Lunar270 · 01/09/2022 08:59

I take that as the ultimate thumbs up on my planning skills

Haha chapeau!

I could well be turned Grin

OP posts:
Pinkpeony2 · 01/09/2022 09:02

PainsandAches · 01/09/2022 08:15

If there is no plan I don't go is my motto

I'm a planner, before my first was born I'd planned out their birthday parties for the next 10 years Blush

I plan holidays 5-10 years in advance with full itineraries

But how would you know what your child would be interested in or what they would like for their parties before they were born!? I mean years 1-4 ok but after that surely you want to give them a party that’s catered to their particular interests?

InDubiousBattle · 01/09/2022 09:03

Same as Technosaurus. I'm very much a planner at heart but before we had dc we could afford the time and money to be spontaneous. When our dc were very small everything was planned and organised on advance as it was just easier. They're 7&8 now and we can be a bit more free and easy but tbh I'm much more relaxed with a plan.

PainsandAches · 01/09/2022 09:05

@Pinkpeony2

I'm on birthday number 6 for my eldest and they're still enjoying the planned parties.

If there is a major trend change in that time the spreadsheet and plans are updated of course

But this is rare (for example if somewhere closes on my travel itinerary, or is taken over by racists)

Lunar270 · 01/09/2022 09:07

I like to plan a fair amount but the problem is, if you are planning for other people then you have to be flexible.

You sound like the perfect friend!

Ours plan and are so rigid that we just go with the flow. Far too stressful otherwise and our needs/preferences are generally less critical than keeping the peace 😂

OP posts:
Oysterbabe · 01/09/2022 09:13

Somewhere in the middle suits me. We've been on holiday with BIL and his rigid itinerary drives me up the fucking wall and sucks all the of the fun out it.

Choconut · 01/09/2022 09:22

I'm big on planning, mostly because I really enjoy it - and the anticipation. I also find if you are travelling and just do it on the fly then the cheapest options are often already gone and the best of the more expensive options are also booked up. We were just away in France and wanted to go to a restaurant which we thought would be fine to just turn up at as it was a bit out of town - got there and it was fully booked, and closed for the other two nights we were there. Definitely wished I'd planned that one better.
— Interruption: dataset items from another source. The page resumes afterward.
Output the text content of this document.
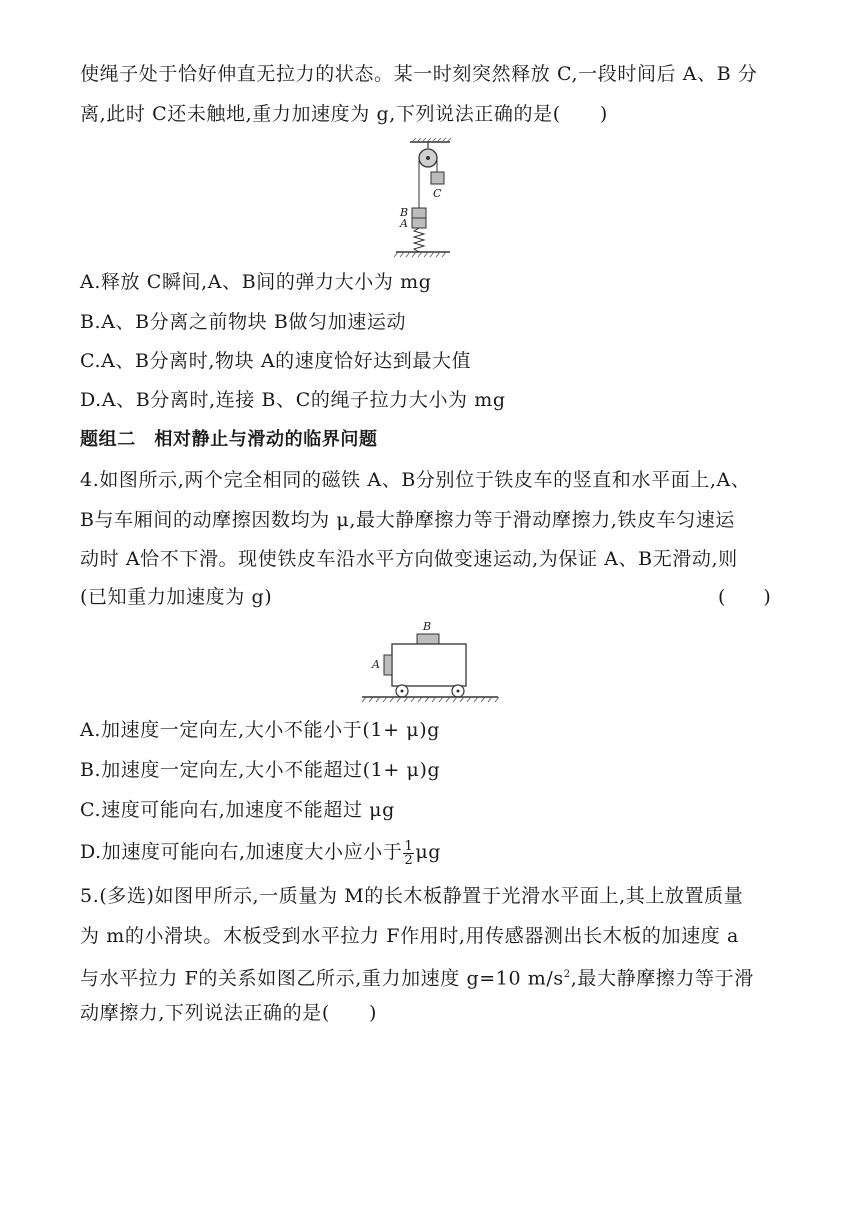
使绳子处于恰好伸直无拉力的状态。某一时刻突然释放 C,一段时间后 A、B 分
离,此时 C还未触地,重力加速度为 g,下列说法正确的是(　　)
C
B
A
A.释放 C瞬间,A、B间的弹力大小为 mg
B.A、B分离之前物块 B做匀加速运动
C.A、B分离时,物块 A的速度恰好达到最大值
D.A、B分离时,连接 B、C的绳子拉力大小为 mg
题组二　相对静止与滑动的临界问题
4.如图所示,两个完全相同的磁铁 A、B分别位于铁皮车的竖直和水平面上,A、
B与车厢间的动摩擦因数均为 μ,最大静摩擦力等于滑动摩擦力,铁皮车匀速运
动时 A恰不下滑。现使铁皮车沿水平方向做变速运动,为保证 A、B无滑动,则
(已知重力加速度为 g)	(　　)
B
A
A.加速度一定向左,大小不能小于(1+ μ)g
B.加速度一定向左,大小不能超过(1+ μ)g
C.速度可能向右,加速度不能超过 μg
D.加速度可能向右,加速度大小应小于 $\frac{1}{2}$ μg
5.(多选)如图甲所示,一质量为 M的长木板静置于光滑水平面上,其上放置质量
为 m的小滑块。木板受到水平拉力 F作用时,用传感器测出长木板的加速度 a
与水平拉力 F的关系如图乙所示,重力加速度 g=10 $m/s^2$,最大静摩擦力等于滑
动摩擦力,下列说法正确的是(　　)
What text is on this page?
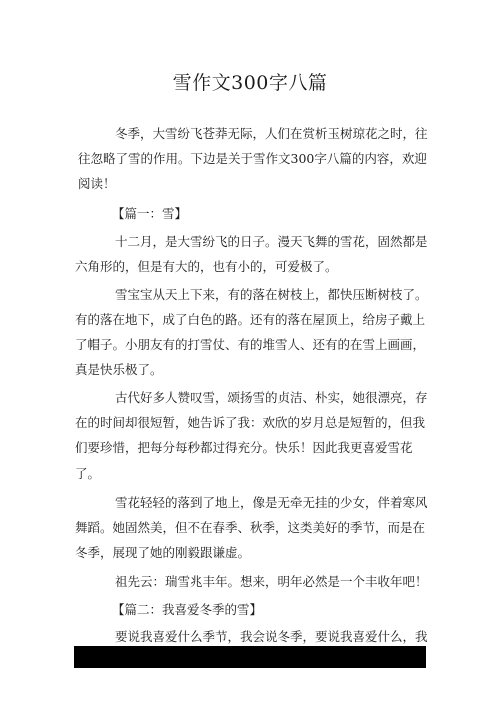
雪作文300字八篇
冬季，大雪纷飞苍莽无际，人们在赏析玉树琼花之时，往
往忽略了雪的作用。下边是关于雪作文300字八篇的内容，欢迎
阅读！
【篇一：雪】
十二月，是大雪纷飞的日子。漫天飞舞的雪花，固然都是
六角形的，但是有大的，也有小的，可爱极了。
雪宝宝从天上下来，有的落在树枝上，都快压断树枝了。
有的落在地下，成了白色的路。还有的落在屋顶上，给房子戴上
了帽子。小朋友有的打雪仗、有的堆雪人、还有的在雪上画画，
真是快乐极了。
古代好多人赞叹雪，颂扬雪的贞洁、朴实，她很漂亮，存
在的时间却很短暂，她告诉了我：欢欣的岁月总是短暂的，但我
们要珍惜，把每分每秒都过得充分。快乐！因此我更喜爱雪花
了。
雪花轻轻的落到了地上，像是无牵无挂的少女，伴着寒风
舞蹈。她固然美，但不在春季、秋季，这类美好的季节，而是在
冬季，展现了她的刚毅跟谦虚。
祖先云：瑞雪兆丰年。想来，明年必然是一个丰收年吧！
【篇二：我喜爱冬季的雪】
要说我喜爱什么季节，我会说冬季，要说我喜爱什么，我
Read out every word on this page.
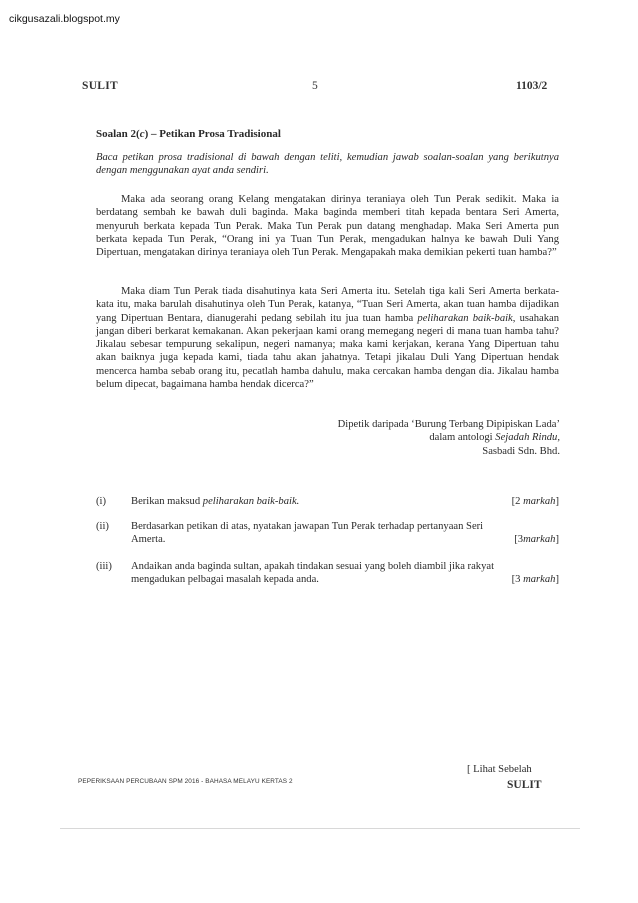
cikgusazali.blogspot.my
SULIT	5	1103/2
Soalan 2(c) – Petikan Prosa Tradisional
Baca petikan prosa tradisional di bawah dengan teliti, kemudian jawab soalan-soalan yang berikutnya dengan menggunakan ayat anda sendiri.

Maka ada seorang orang Kelang mengatakan dirinya teraniaya oleh Tun Perak sedikit. Maka ia berdatang sembah ke bawah duli baginda. Maka baginda memberi titah kepada bentara Seri Amerta, menyuruh berkata kepada Tun Perak. Maka Tun Perak pun datang menghadap. Maka Seri Amerta pun berkata kepada Tun Perak, “Orang ini ya Tuan Tun Perak, mengadukan halnya ke bawah Duli Yang Dipertuan, mengatakan dirinya teraniaya oleh Tun Perak. Mengapakah maka demikian pekerti tuan hamba?”

Maka diam Tun Perak tiada disahutinya kata Seri Amerta itu. Setelah tiga kali Seri Amerta berkata-kata itu, maka barulah disahutinya oleh Tun Perak, katanya, “Tuan Seri Amerta, akan tuan hamba dijadikan yang Dipertuan Bentara, dianugerahi pedang sebilah itu jua tuan hamba peliharakan baik-baik, usahakan jangan diberi berkarat kemakanan. Akan pekerjaan kami orang memegang negeri di mana tuan hamba tahu? Jikalau sebesar tempurung sekalipun, negeri namanya; maka kami kerjakan, kerana Yang Dipertuan tahu akan baiknya juga kepada kami, tiada tahu akan jahatnya. Tetapi jikalau Duli Yang Dipertuan hendak mencerca hamba sebab orang itu, pecatlah hamba dahulu, maka cercakan hamba dengan dia. Jikalau hamba belum dipecat, bagaimana hamba hendak dicerca?”

Dipetik daripada ‘Burung Terbang Dipipiskan Lada’
dalam antologi Sejadah Rindu,
Sasbadi Sdn. Bhd.
(i) Berikan maksud peliharakan baik-baik.	[2 markah]
(ii) Berdasarkan petikan di atas, nyatakan jawapan Tun Perak terhadap pertanyaan Seri
Amerta.	[3markah]
(iii) Andaikan anda baginda sultan, apakah tindakan sesuai yang boleh diambil jika rakyat
mengadukan pelbagai masalah kepada anda.	[3 markah]
[ Lihat Sebelah
SULIT
PEPERIKSAAN PERCUBAAN SPM 2016 - BAHASA MELAYU KERTAS 2
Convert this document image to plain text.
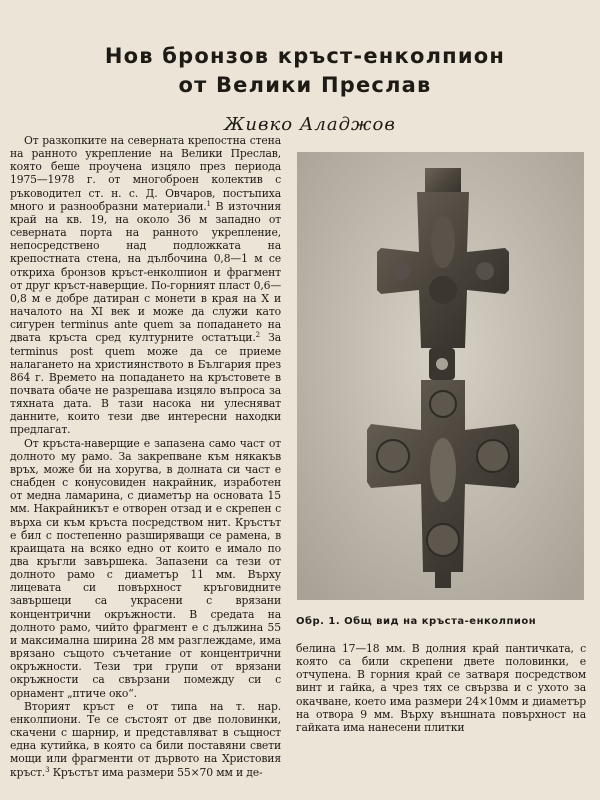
Нов бронзов кръст-енколпион
от Велики Преслав
Живко Аладжов

От разкопките на северната крепостна стена на ранното укрепление на Велики Преслав, която беше проучена изцяло през периода 1975—1978 г. от многоброен колектив с ръководител ст. н. с. Д. Овчаров, постъпиха много и разнообразни материали.$^1$ В източния край на кв. 19, на около 36 м западно от северната порта на ранното укрепление, непосредствено над подложката на крепостната стена, на дълбочина 0,8—1 м се откриха бронзов кръст-енколпион и фрагмент от друг кръст-наверщие. По-горният пласт 0,6—0,8 м е добре датиран с монети в края на X и началото на XI век и може да служи като сигурен terminus ante quem за попадането на двата кръста сред културните остатъци.$^2$ За terminus post quem може да се приеме налагането на християнството в България през 864 г. Времето на попадането на кръстовете в почвата обаче не разрешава изцяло въпроса за тяхната дата. В тази насока ни улесняват данните, които тези две интересни находки предлагат.

От кръста-наверщие е запазена само част от долното му рамо. За закрепване към някакъв връх, може би на хоругва, в долната си част е снабден с конусовиден накрайник, изработен от медна ламарина, с диаметър на основата 15 мм. Накрайникът е отворен отзад и е скрепен с върха си към кръста посредством нит. Кръстът е бил с постепенно разширяващи се рамена, в краищата на всяко едно от които е имало по два кръгли завършека. Запазени са тези от долното рамо с диаметър 11 мм. Върху лицевата си повърхност кръговидните завършеци са украсени с врязани концентрични окръжности. В средата на долното рамо, чийто фрагмент е с дължина 55 и максимална ширина 28 мм разглеждаме, има врязано същото съчетание от концентрични окръжности. Тези три групи от врязани окръжности са свързани помежду си с орнамент „птиче око“.

Вторият кръст е от типа на т. нар. енколпиони. Те се състоят от две половинки, скачени с шарнир, и представляват в същност една кутийка, в която са били поставяни свети мощи или фрагменти от дървото на Христовия кръст.$^3$ Кръстът има размери 55×70 мм и де-

Обр. 1. Общ вид на кръста-енколпион

белина 17—18 мм. В долния край пантичката, с която са били скрепени двете половинки, е отчупена. В горния край се затваря посредством винт и гайка, а чрез тях се свързва и с ухото за окачване, което има размери 24×10мм и диаметър на отвора 9 мм. Върху външната повърхност на гайката има нанесени плитки
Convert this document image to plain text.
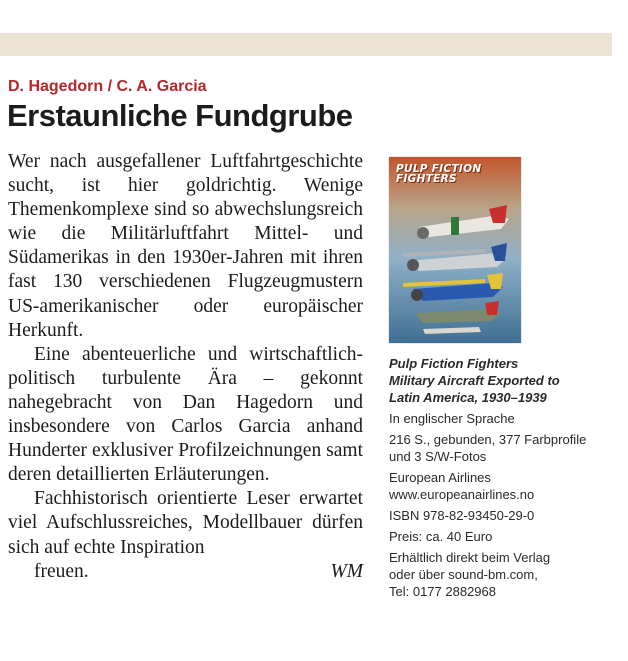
D. Hagedorn / C. A. Garcia
Erstaunliche Fundgrube

Wer nach ausgefallener Luftfahrtgeschichte sucht, ist hier goldrichtig. Wenige Themenkomplexe sind so abwechslungsreich wie die Militärluftfahrt Mittel- und Südamerikas in den 1930er-Jahren mit ihren fast 130 verschiedenen Flugzeugmustern US-amerikanischer oder europäischer Herkunft.

Eine abenteuerliche und wirtschaftlich-politisch turbulente Ära – gekonnt nahegebracht von Dan Hagedorn und insbesondere von Carlos Garcia anhand Hunderter exklusiver Profilzeichnungen samt deren detaillierten Erläuterungen.

Fachhistorisch orientierte Leser erwartet viel Aufschlussreiches, Modellbauer dürfen sich auf echte Inspiration

freuen.	WM
PULP FICTION
FIGHTERS
Pulp Fiction Fighters
Military Aircraft Exported to
Latin America, 1930–1939
In englischer Sprache
216 S., gebunden, 377 Farbprofile
und 3 S/W-Fotos
European Airlines
www.europeanairlines.no
ISBN 978-82-93450-29-0
Preis: ca. 40 Euro
Erhältlich direkt beim Verlag
oder über sound-bm.com,
Tel: 0177 2882968
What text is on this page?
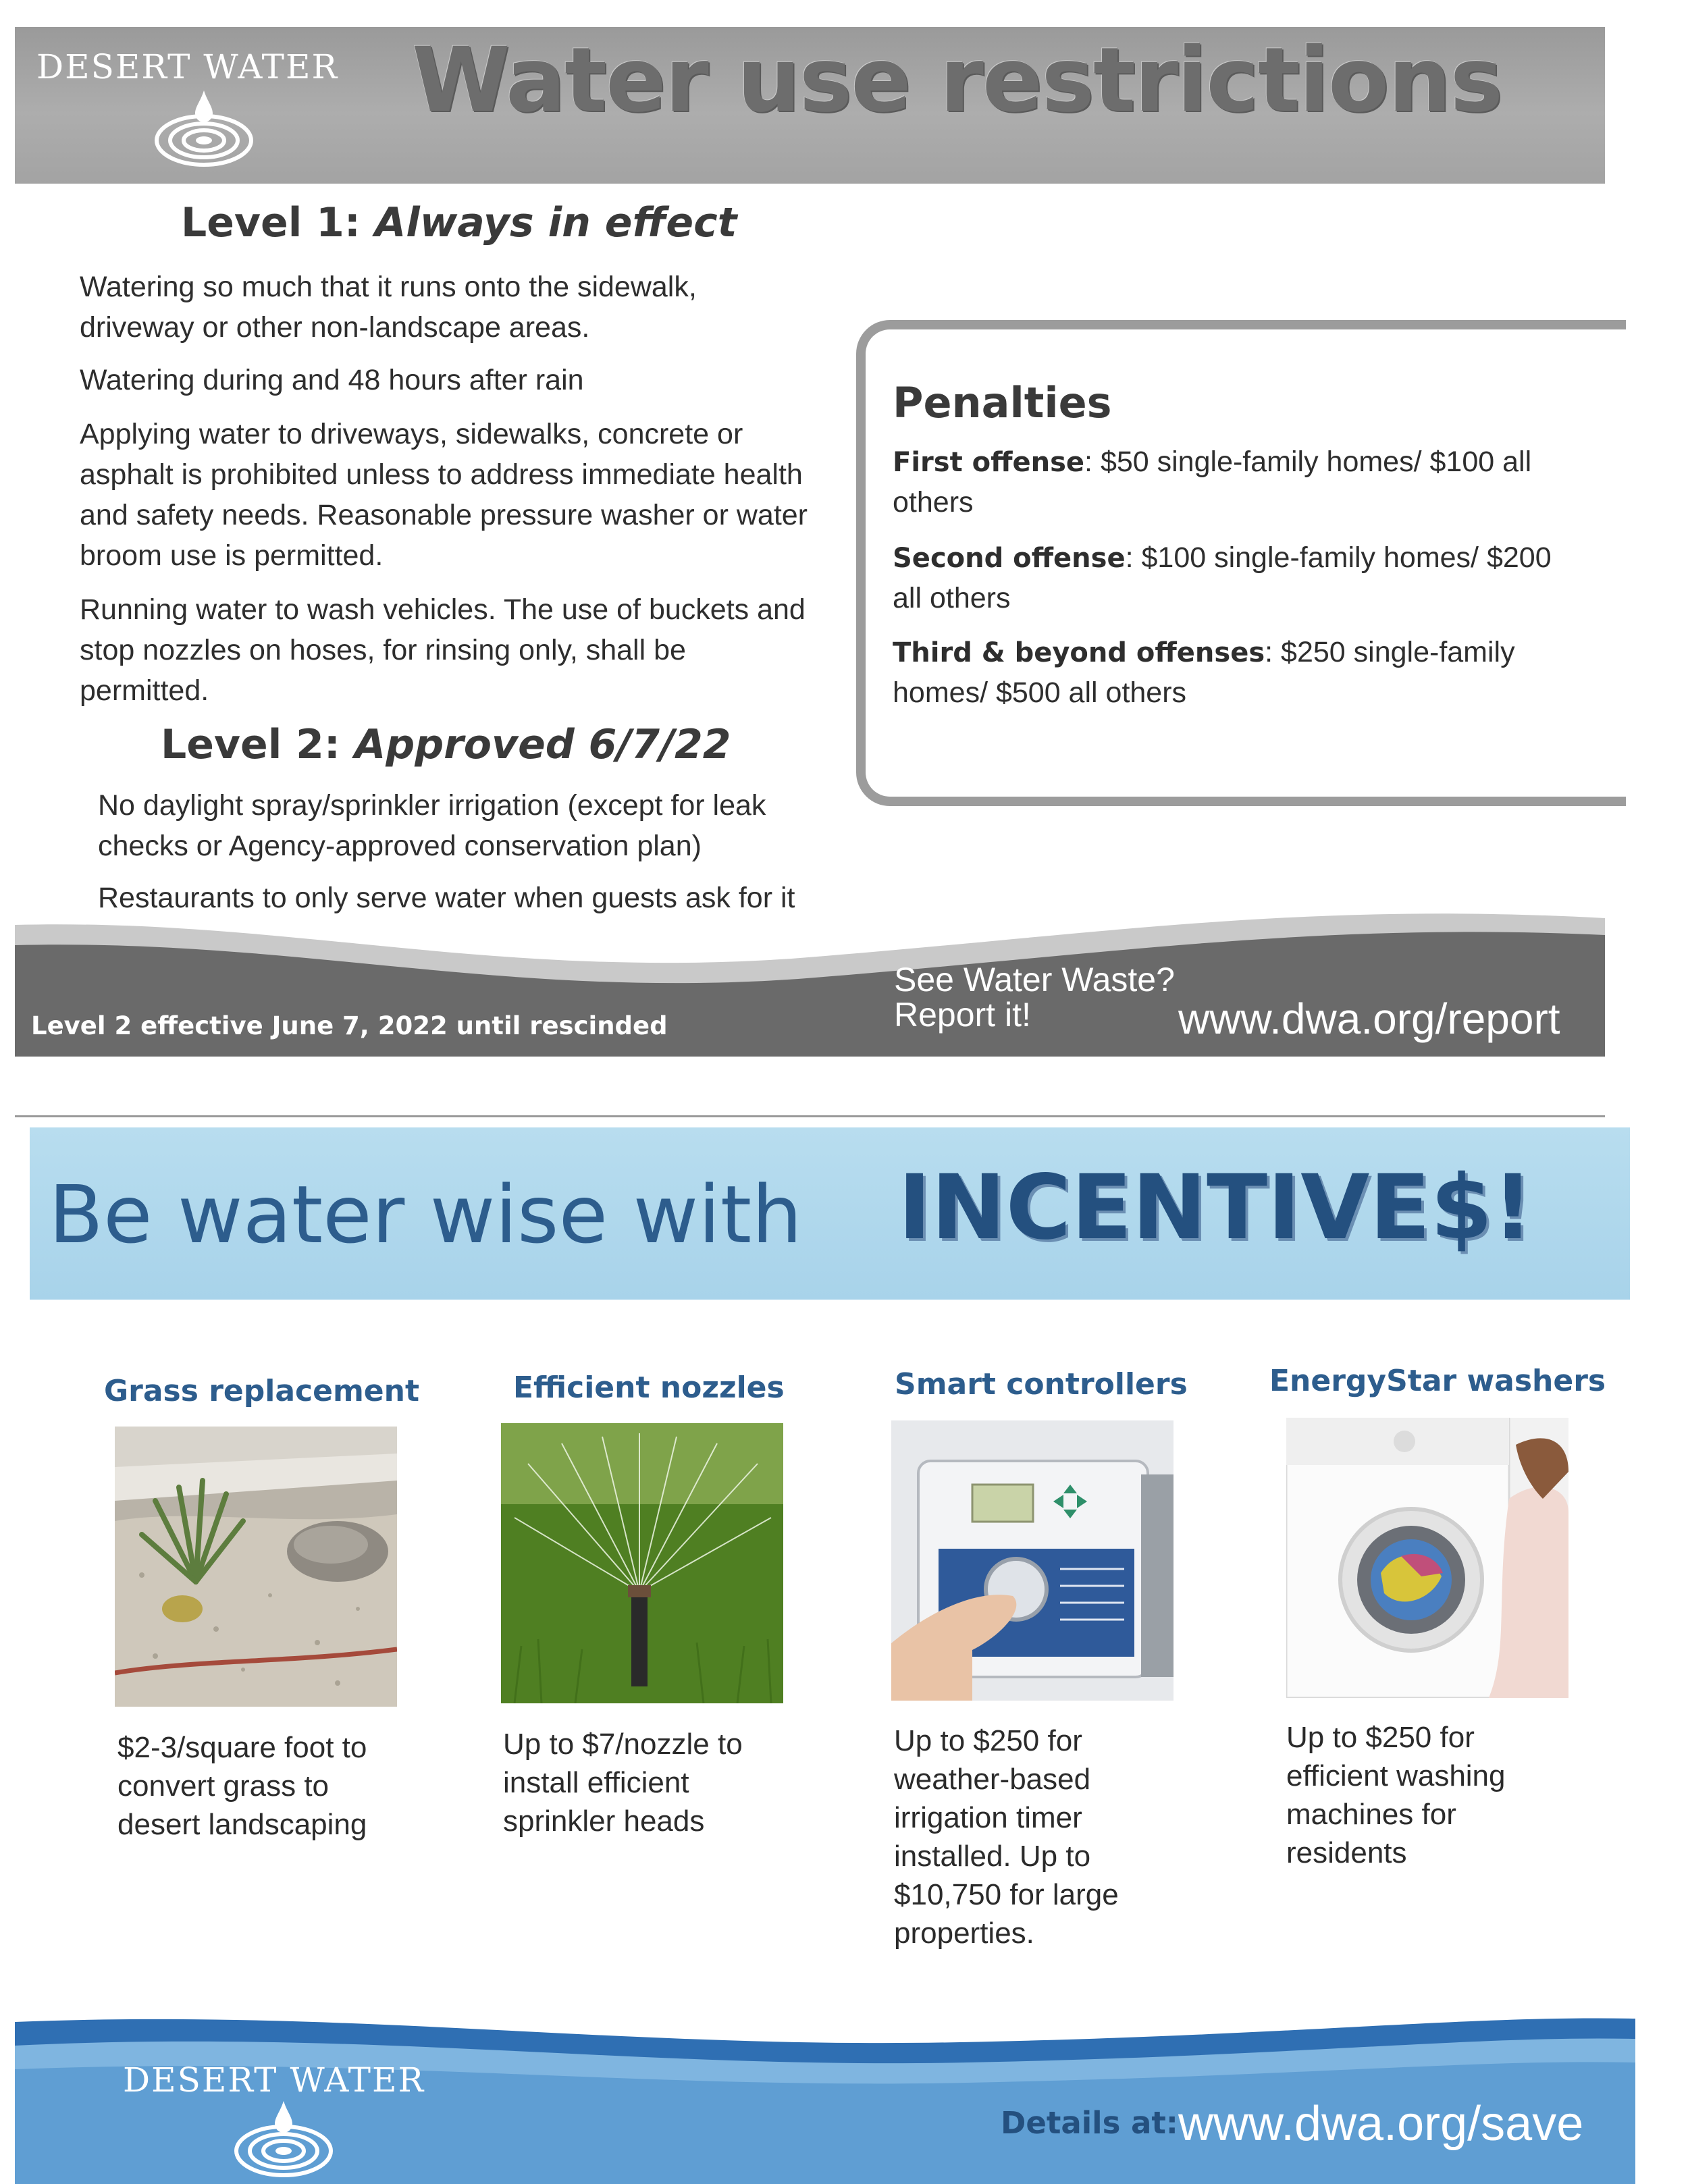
DESERT WATER Water use restrictions
Level 1: Always in effect
Watering so much that it runs onto the sidewalk, driveway or other non-landscape areas.
Watering during and 48 hours after rain
Applying water to driveways, sidewalks, concrete or asphalt is prohibited unless to address immediate health and safety needs. Reasonable pressure washer or water broom use is permitted.
Running water to wash vehicles. The use of buckets and stop nozzles on hoses, for rinsing only, shall be permitted.
Level 2: Approved 6/7/22
No daylight spray/sprinkler irrigation (except for leak checks or Agency-approved conservation plan)
Restaurants to only serve water when guests ask for it
Penalties
First offense: $50 single-family homes/ $100 all others
Second offense: $100 single-family homes/ $200 all others
Third & beyond offenses: $250 single-family homes/ $500 all others
Level 2 effective June 7, 2022 until rescinded
See Water Waste?
Report it!	www.dwa.org/report
Be water wise with INCENTIVE$!
Grass replacement
$2-3/square foot to convert grass to desert landscaping
Efficient nozzles
Up to $7/nozzle to install efficient sprinkler heads
Smart controllers
Up to $250 for weather-based irrigation timer installed. Up to $10,750 for large properties.
EnergyStar washers
Up to $250 for efficient washing machines for residents
DESERT WATER
Details at: www.dwa.org/save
I like doing the researching and working out the best ways to get around, how to get to different places, interesting and unusual things to see and do. It's easy to miss really cool things if you just go without anything researched or planned.

I think your friends are rude though if they really say you're a freak for not planning - although actually I think this is a stealth boast post about how wonderfully exciting and spontaneous you can be.

ILoveAnOwl · 01/09/2022 09:31

I'm definitely some and some. Take this week. I really wanted to see some friends so attanged to come to their city and do that. Then ended up spontaneously meeting with another friend and ended up staying an extra night as we decided to go and see a concert.

Lunar270 · 01/09/2022 09:31

although actually I think this is a stealth boast post about how wonderfully exciting and spontaneous you can be.

Definitely not. As I said, I'm not judging or espousing the benefits of one over the other. Just interested in the thoughts behind those who plan vs being spontaneous.

And why can't planning be exciting, if you're planning something really lovely/interesting?

I love a good spreadsheet so can imagine the preparation is very exciting for the individual.

OP posts:
InChocolateWeTrust · 01/09/2022 09:32

Plan
I wouldn't mind if spontaneity worked but in recent years the times we've been spontaneous have generally ended with absolutely vile "hotels" because anywhere decent is full, nowhere to eat dinner because everywhere is full with bookings (this happened to us just last week). The hospitality & travel sectors run on much tighter capacity than they did in the past, they plan on the basis of being full, which doesnt leave a lot for people who show up on the day.